Всего за несколько минут я услышала столько ненависти и яда, сколько за полгода вольной жизни не видела от чужих людей. Гадкие слова Эндины не трогали, но я прощалась с мечтой об Освальде. Кому в этом патриархальном мире нужна будет обесчещенная бесприданница без особой красоты и положения. Никому.
Платье с меня она снять не решилась, помня, что перед нотариусом я должна предстать в приличном виде. Однако, увидев мое кружевное исподнее — самого отменного качества — у нее загорелись глаза. Я даже не сомневалась, что она не побрезгует. И да, Эндина наклонилась, потянула за штанины панталоничков — и тогда я пнула коленом ее по лицу. Изо всех сил.
Раздался такой бабий визг! Если бы в комнату не ворвались Унд с красномордым молодчиком, не знаю, что бы она со мной сделала.
Амбалу пришлось выталкивать ее силком, под ее оглушительные вопли и сыпавшиеся проклятия.
И вновь мы с Ундом остались наедине. Я не смотрела на него, но кожей чувствовала одолевавшую его звериную похоть. А когда он положил ладони на мои обнаженные колени и двинулся вверх, к бедрам — вздрогнула.

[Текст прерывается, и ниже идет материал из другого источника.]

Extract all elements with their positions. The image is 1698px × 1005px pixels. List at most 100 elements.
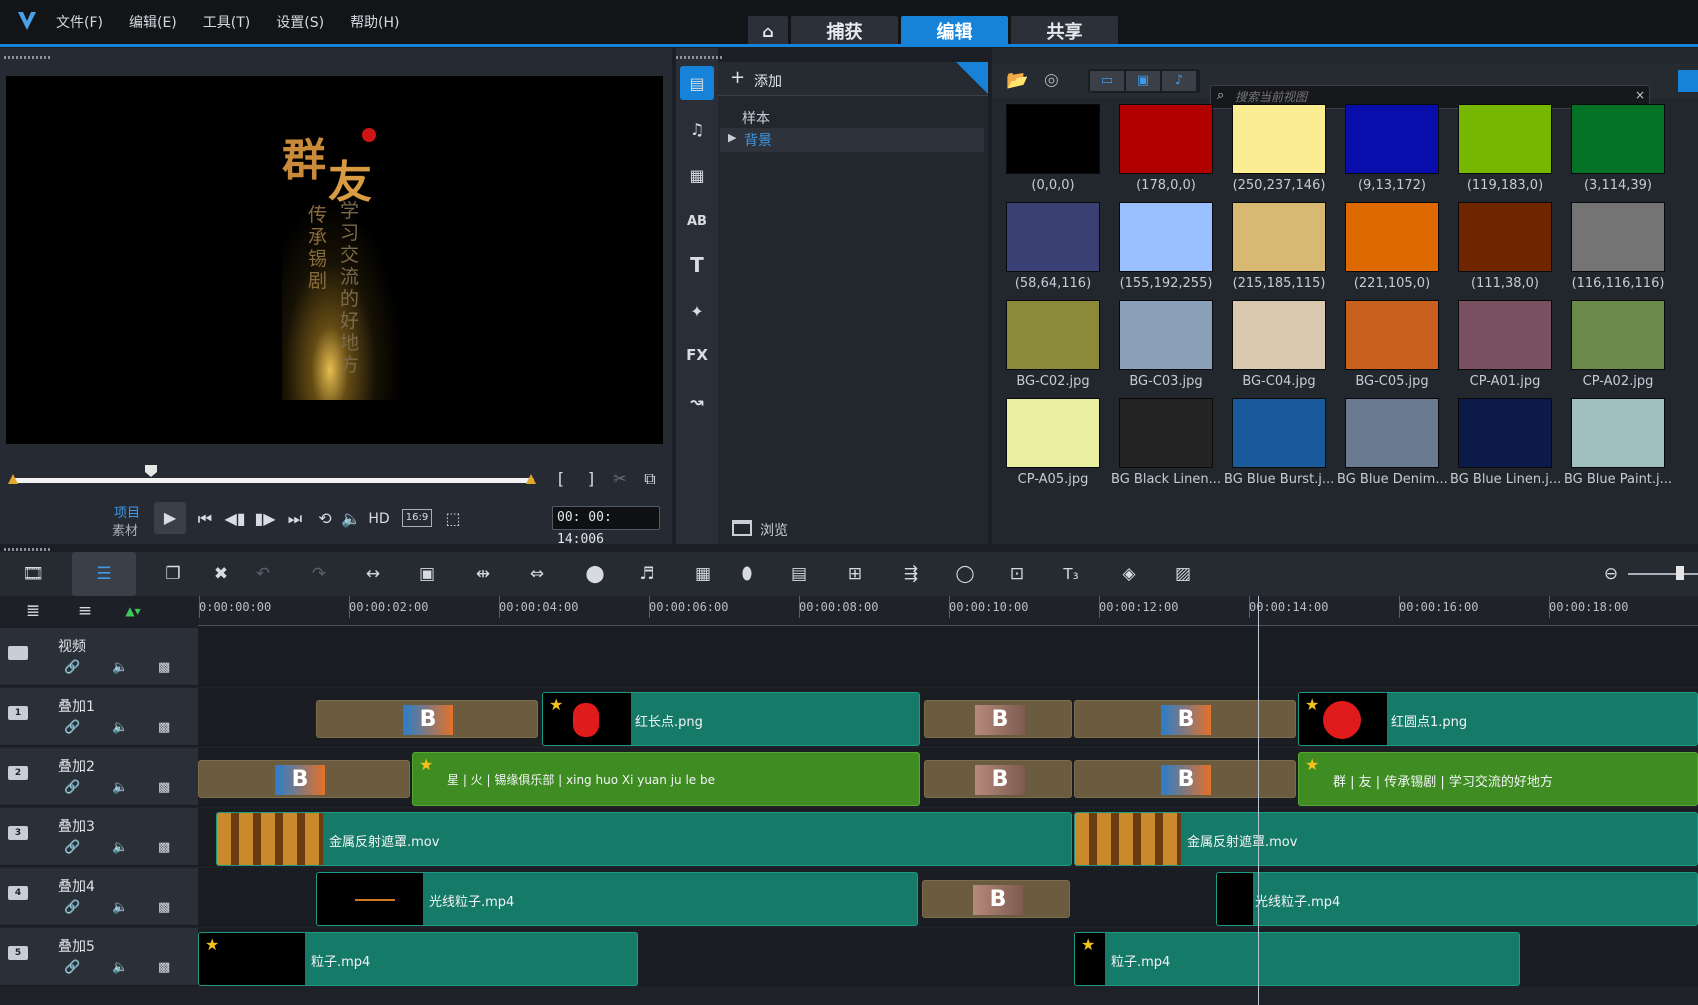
track-header[interactable]: 3 叠加3 🔗 🔈 ▩ [0, 808, 198, 866]
multicam-icon[interactable]: ▦ [686, 552, 720, 596]
graphics-icon[interactable]: ✦ [680, 294, 714, 328]
expand-arrow-icon[interactable]: ▶ [728, 131, 736, 144]
thumbnail-item[interactable]: (215,185,115) [1224, 202, 1334, 298]
pan-zoom-icon[interactable]: ◯ [948, 552, 982, 596]
video-filter-icon[interactable]: ▭ [1090, 71, 1124, 91]
photo-filter-icon[interactable]: ▣ [1126, 71, 1160, 91]
clip-particles[interactable]: ★ 粒子.mp4 [198, 932, 638, 986]
thumbnail-item[interactable]: (9,13,172) [1337, 104, 1447, 200]
add-icon[interactable]: + [730, 67, 745, 88]
undo-icon[interactable]: ↶ [246, 552, 280, 596]
clip-metal-mask-2[interactable]: 金属反射遮罩.mov [1074, 812, 1698, 866]
panel-grip[interactable] [4, 548, 50, 551]
paint-icon[interactable]: ◈ [1112, 552, 1146, 596]
transition-clip[interactable]: B [922, 880, 1070, 918]
capture-icon[interactable]: ◎ [1044, 70, 1059, 90]
aspect-ratio-button[interactable]: 16:9 [402, 509, 432, 527]
transition-clip[interactable]: B [1074, 700, 1296, 738]
clip-red-round-dot[interactable]: ★ 红圆点1.png [1298, 692, 1698, 746]
zoom-slider[interactable] [1628, 573, 1698, 575]
track-grid-icon[interactable]: ▩ [158, 960, 170, 975]
clip-metal-mask[interactable]: 金属反射遮罩.mov [216, 812, 1072, 866]
clear-search-icon[interactable]: × [1635, 88, 1645, 102]
folder-background-row[interactable]: ▶ 背景 [720, 128, 984, 152]
link-icon[interactable]: 🔗 [64, 780, 80, 795]
track-header[interactable]: 2 叠加2 🔗 🔈 ▩ [0, 748, 198, 806]
lane-overlay-2[interactable]: B ★ 星 | 火 | 锡缘俱乐部 | xing huo Xi yuan ju … [198, 748, 1698, 806]
add-track-icon[interactable]: ≡ [68, 589, 102, 633]
ripple-icon[interactable]: ⇔ [520, 552, 554, 596]
thumbnail-item[interactable]: (0,0,0) [998, 104, 1108, 200]
lane-overlay-4[interactable]: 光线粒子.mp4 B 光线粒子.mp4 [198, 868, 1698, 926]
tools-icon[interactable]: ✖ [204, 552, 238, 596]
thumbnail-item[interactable]: (3,114,39) [1563, 104, 1673, 200]
zoom-slider-thumb[interactable] [1676, 566, 1684, 580]
thumbnail-item[interactable]: BG-C02.jpg [998, 300, 1108, 396]
split-icon[interactable]: ✂ [608, 460, 632, 498]
lane-video[interactable] [198, 628, 1698, 686]
track-grid-icon[interactable]: ▩ [158, 720, 170, 735]
redo-icon[interactable]: ↷ [302, 552, 336, 596]
next-frame-icon[interactable]: ▮▶ [252, 500, 278, 538]
track-header[interactable]: 1 叠加1 🔗 🔈 ▩ [0, 688, 198, 746]
scrub-head[interactable] [144, 464, 158, 478]
thumbnail-item[interactable]: (178,0,0) [1111, 104, 1221, 200]
thumbnail-item[interactable]: BG Black Linen... [1111, 398, 1221, 494]
track-header[interactable]: 5 叠加5 🔗 🔈 ▩ [0, 928, 198, 986]
link-icon[interactable]: 🔗 [64, 720, 80, 735]
link-icon[interactable]: 🔗 [64, 840, 80, 855]
repeat-icon[interactable]: ⟲ [312, 500, 338, 538]
lane-overlay-1[interactable]: B ★ 红长点.png B B ★ 红圆点1.png [198, 688, 1698, 746]
tab-share[interactable]: 共享 [1011, 16, 1118, 46]
pin-icon[interactable] [956, 62, 988, 94]
thumbnail-item[interactable]: BG-C04.jpg [1224, 300, 1334, 396]
thumbnail-item[interactable]: BG-C03.jpg [1111, 300, 1221, 396]
track-manager-icon[interactable]: ≣ [16, 589, 50, 633]
browse-icon[interactable] [732, 520, 752, 536]
thumbnail-item[interactable]: CP-A02.jpg [1563, 300, 1673, 396]
timeline-ruler[interactable]: 0:00:00:00 00:00:02:00 00:00:04:00 00:00:06… [198, 596, 1698, 626]
play-button[interactable]: ▶ [154, 502, 186, 534]
clip-red-long-dot[interactable]: ★ 红长点.png [542, 692, 920, 746]
menu-settings[interactable]: 设置(S) [276, 12, 324, 32]
track-volume-icon[interactable]: 🔈 [112, 840, 128, 855]
thumbnail-item[interactable]: (119,183,0) [1450, 104, 1560, 200]
track-grid-icon[interactable]: ▩ [158, 660, 170, 675]
transition-clip[interactable]: B [924, 700, 1072, 738]
panel-grip[interactable] [676, 56, 722, 59]
link-icon[interactable]: 🔗 [64, 900, 80, 915]
folder-samples[interactable]: 样本 [742, 108, 770, 128]
path-icon[interactable]: ↝ [680, 384, 714, 418]
home-tab[interactable]: ⌂ [748, 16, 788, 46]
thumbnail-item[interactable]: (58,64,116) [998, 202, 1108, 298]
thumbnail-item[interactable]: (221,105,0) [1337, 202, 1447, 298]
mode-clip[interactable]: 素材 [112, 520, 138, 539]
transition-clip[interactable]: B [924, 760, 1072, 798]
transition-clip[interactable]: B [1074, 760, 1296, 798]
audio-library-icon[interactable]: ♫ [680, 112, 714, 146]
track-grid-icon[interactable]: ▩ [158, 900, 170, 915]
link-icon[interactable]: 🔗 [64, 660, 80, 675]
mark-out-button[interactable]: ] [580, 460, 602, 498]
track-grid-icon[interactable]: ▩ [158, 840, 170, 855]
track-volume-icon[interactable]: 🔈 [112, 900, 128, 915]
panel-grip[interactable] [4, 56, 50, 59]
tab-capture[interactable]: 捕获 [791, 16, 898, 46]
track-volume-icon[interactable]: 🔈 [112, 720, 128, 735]
mode-project[interactable]: 项目 [114, 502, 140, 521]
media-library-icon[interactable]: ▤ [680, 66, 714, 100]
import-folder-icon[interactable]: 📂 [1006, 70, 1028, 91]
multi-trim-icon[interactable]: ▨ [1166, 552, 1200, 596]
clip-light-particles-2[interactable]: 光线粒子.mp4 [1216, 872, 1698, 926]
mark-in-button[interactable]: [ [550, 460, 572, 498]
transition-icon[interactable]: AB [680, 204, 714, 238]
preview-screen[interactable]: 群 友 传承锡剧 学习交流的好地方 [6, 76, 663, 444]
record-screen-icon[interactable]: ▣ [410, 552, 444, 596]
playhead-line[interactable] [1258, 596, 1259, 1005]
track-grid-icon[interactable]: ▩ [158, 780, 170, 795]
title-clip-group-friends[interactable]: ★ 群 | 友 | 传承锡剧 | 学习交流的好地方 [1298, 752, 1698, 806]
audio-waveform-icon[interactable]: ♬ [630, 552, 664, 596]
thumbnail-item[interactable]: BG Blue Burst.j... [1224, 398, 1334, 494]
timecode-field[interactable]: 00: 00: 14:006 [552, 506, 660, 547]
title-3d-icon[interactable]: T₃ [1054, 552, 1088, 596]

— Надо же, дернулась! Я думал, померла, бревном будешь… — грубые, шершавые руки двинулась дальше. Его дыхание стало тяжелым.

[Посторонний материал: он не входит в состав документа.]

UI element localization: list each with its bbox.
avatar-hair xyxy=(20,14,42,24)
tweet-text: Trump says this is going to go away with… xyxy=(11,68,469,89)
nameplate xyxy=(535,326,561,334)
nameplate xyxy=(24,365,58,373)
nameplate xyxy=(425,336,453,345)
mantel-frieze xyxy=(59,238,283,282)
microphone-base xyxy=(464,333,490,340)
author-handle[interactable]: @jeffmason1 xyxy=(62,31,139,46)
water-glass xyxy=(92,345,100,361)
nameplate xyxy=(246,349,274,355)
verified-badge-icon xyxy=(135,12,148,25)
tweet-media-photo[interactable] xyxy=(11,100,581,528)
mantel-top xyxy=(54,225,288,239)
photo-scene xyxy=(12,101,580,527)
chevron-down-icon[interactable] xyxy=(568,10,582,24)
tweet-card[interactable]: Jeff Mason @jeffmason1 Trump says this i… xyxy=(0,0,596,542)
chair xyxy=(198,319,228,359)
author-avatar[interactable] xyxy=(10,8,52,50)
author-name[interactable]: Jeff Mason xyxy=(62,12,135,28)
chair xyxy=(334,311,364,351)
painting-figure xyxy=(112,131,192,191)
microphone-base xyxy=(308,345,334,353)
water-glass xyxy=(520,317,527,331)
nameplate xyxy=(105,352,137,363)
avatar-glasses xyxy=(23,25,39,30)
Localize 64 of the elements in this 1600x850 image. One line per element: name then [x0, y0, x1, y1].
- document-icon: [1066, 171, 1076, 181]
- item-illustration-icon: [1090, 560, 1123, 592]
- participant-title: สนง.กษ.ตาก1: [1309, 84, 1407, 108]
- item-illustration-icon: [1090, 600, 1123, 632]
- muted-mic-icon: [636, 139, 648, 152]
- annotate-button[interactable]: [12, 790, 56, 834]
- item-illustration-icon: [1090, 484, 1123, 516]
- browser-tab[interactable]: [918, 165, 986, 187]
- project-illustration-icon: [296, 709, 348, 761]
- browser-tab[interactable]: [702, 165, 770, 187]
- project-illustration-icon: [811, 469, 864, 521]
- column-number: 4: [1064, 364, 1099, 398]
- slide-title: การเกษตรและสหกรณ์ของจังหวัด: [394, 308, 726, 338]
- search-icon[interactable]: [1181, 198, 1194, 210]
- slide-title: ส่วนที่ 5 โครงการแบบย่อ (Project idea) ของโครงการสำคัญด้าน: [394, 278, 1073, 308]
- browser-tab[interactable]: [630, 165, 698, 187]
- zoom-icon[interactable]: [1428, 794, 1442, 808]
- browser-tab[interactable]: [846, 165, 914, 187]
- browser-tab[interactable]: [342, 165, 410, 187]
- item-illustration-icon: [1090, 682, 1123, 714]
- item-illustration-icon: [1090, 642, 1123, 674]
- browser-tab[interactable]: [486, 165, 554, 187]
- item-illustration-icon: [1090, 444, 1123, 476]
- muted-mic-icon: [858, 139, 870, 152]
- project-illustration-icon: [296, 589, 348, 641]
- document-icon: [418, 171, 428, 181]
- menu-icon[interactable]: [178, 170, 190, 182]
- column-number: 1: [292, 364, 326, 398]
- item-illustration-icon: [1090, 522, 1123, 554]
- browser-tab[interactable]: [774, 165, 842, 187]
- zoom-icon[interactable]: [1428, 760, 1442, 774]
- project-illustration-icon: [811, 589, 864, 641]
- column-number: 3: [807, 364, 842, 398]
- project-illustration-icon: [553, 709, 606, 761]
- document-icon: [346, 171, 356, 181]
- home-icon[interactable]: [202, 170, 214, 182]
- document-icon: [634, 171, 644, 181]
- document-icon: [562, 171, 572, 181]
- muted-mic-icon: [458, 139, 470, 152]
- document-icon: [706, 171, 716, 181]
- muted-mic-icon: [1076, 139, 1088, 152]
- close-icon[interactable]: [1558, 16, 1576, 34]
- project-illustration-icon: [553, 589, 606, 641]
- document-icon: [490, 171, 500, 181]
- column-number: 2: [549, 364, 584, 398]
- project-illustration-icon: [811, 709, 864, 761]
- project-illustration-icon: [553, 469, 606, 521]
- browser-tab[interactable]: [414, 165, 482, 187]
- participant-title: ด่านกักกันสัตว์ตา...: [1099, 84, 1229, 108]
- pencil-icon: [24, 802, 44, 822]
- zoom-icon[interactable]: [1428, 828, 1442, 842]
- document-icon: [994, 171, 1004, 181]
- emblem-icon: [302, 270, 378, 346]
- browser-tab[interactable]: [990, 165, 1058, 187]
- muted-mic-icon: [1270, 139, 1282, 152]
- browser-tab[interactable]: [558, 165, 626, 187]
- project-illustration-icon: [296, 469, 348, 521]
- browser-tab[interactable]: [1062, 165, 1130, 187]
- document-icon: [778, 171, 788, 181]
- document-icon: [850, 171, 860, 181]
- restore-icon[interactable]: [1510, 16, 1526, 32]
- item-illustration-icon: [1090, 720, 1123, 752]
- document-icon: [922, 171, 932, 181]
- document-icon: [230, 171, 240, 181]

Пятерней он вцепилась в мои волосы, заставляя повернуться к нему. Но увидев мой взгляд, отстранился.
— Ничего, — посипел. — После нотариуса поговорим. — И больно ущипнул за щеку.
Я лежала связанная на несвежем белье, слушала тишину и беззвучно плакала, не надеясь на чудо. Время перестало течь, остановившись. И громкие крики с грохотом, внезапно огласившие дом — вначале показались мне галлюцинацией. Я слишком хотела чуда — и оно привиделось.
Однако когда в комнату ворвался Освальд и с криками:
— Фина! — бросился ко мне, подумала — как минимум сошла с ума, иначе невозможно так реалистично видеть герцога, ощущать запах его любимого одеколона! Не говоря уже о касании горячих рук!
Он схватил меня, притянул к себе и крепко, изо всех сил обнял.
— Фина! — простонал, зарывшись носом в мои растрепавшиеся волосы.
— Если это сон — пусть он продолжается, — прошептала. — Ты только так же крепко обнимай!
— Буду! — шепнул Освальд. — Не отпущу!
Когда он освободил руки, прижалась к нему, крепко обняла и тихо слушала, как четко и часто бьется его сердце, и молилась, чтобы сон не заканчивался, пока не пройдет самое страшное. Но в дверях показались еще мужчины, среди которых находился раскрасневшийся Верен, и сообщили, что все закончилось: все схвачены, связаны и отправлены в подвал.